Introducing her to the audience as a formality at the beginning of a session at the LLF that was meant to launch her book ‘Hum Log’, writer Khaled Ahmad said Fehmida was not treated well by the state most of the time.
She got popularity or ‘notoriety’ in 1973 with the publication of ‘Badan Durida’ -- a book comprising her ‘rebellious’ poems not expected by many from a woman.
“I have a composite identity,” she told the audience. “After migrating to Pakistan, my parents settled in Hyderabad (Sindh), but my mother went to Meerut for delivery when I was born.” So she was at the same time a Sindhi and an ‘Indian’, but she owns Sindhi identity.
She says that among Urdu writers, she has always been feeling like an ‘outsider’.
Recalling ‘hard times’, she said under Zia regime there was so much oppression in society and she was hunted by the regime because of her progressive views.
“As many as 14 cases were registered against me and one of them carried sedition charges for which I could be hanged,” she said.
“At that time my children were quite young; one of them just two-and-a-half-years old. As it was not possible for me to go behind the bars, I went to India while I was on a bail.”
In India, Amrita Preetam was her good friend and since Fehmida had once met Ms Indra Gandhi when she was in opposition, she (as prime minister) knew her and that helped her stay there for seven years. But back in the country she was dubbed a ‘traitor’, especially after publication of her poem ‘Dilli’ (Delhi) in which she had called the city ‘her mother’.
About ‘Hum Log’ published by Oxford, she says it is about the people of three countries – Pakistan, India and Bangladesh – and “what they have done to themselves and to one another.”

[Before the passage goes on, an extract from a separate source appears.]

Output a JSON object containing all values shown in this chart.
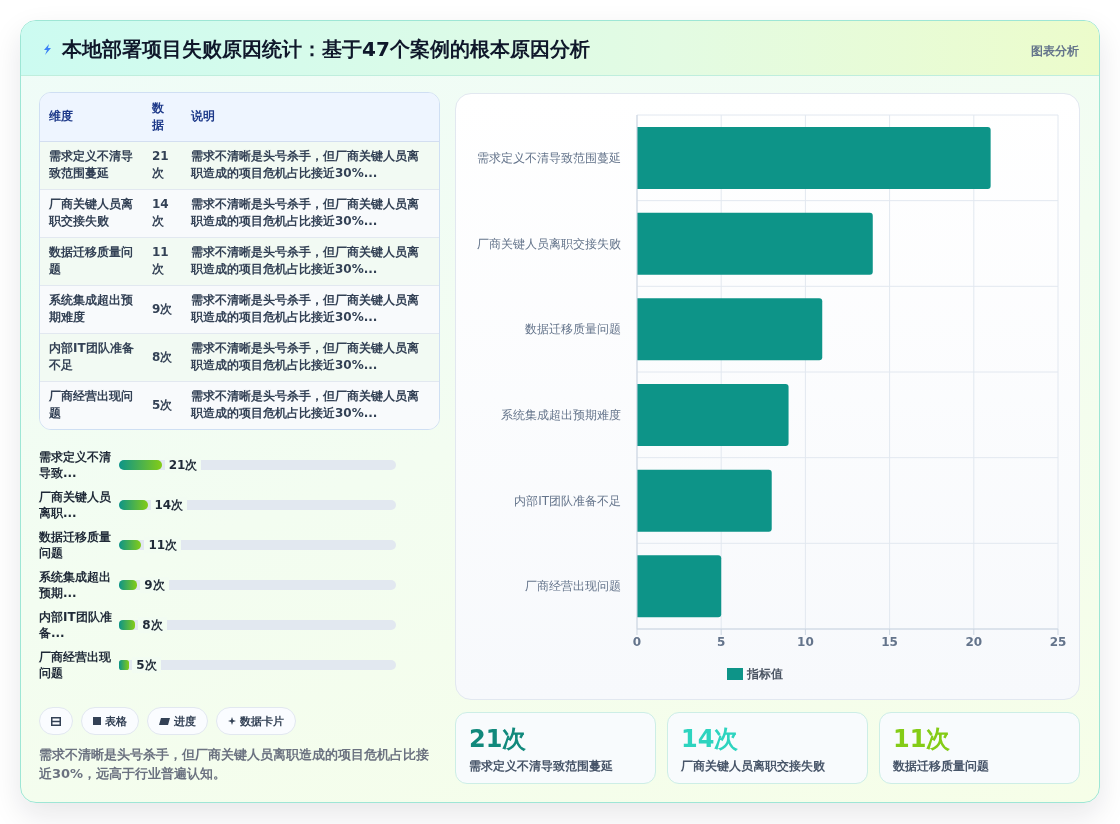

About ‘Zinda Bahar’ a story in the book, she says it is a woman’s quest for love who moves from place to place and person to person to look for it. The book also deals with the dilemma of the displaced Beharis who were considered outsiders in their own country.
It also throws light on phenomena of MQM, which she says was re-birth of Muslim League. Both parties, she says could not come up to the expectations of the lower middle class that was once their backbone. Same was the case with BJP in India, she said.
She says establishment has been reckless. “They have been pitching one group against another to get themselves strengthened,” she adds.
“Our present leaders don’t have the acumen to lead us because they are not well-read,” she says.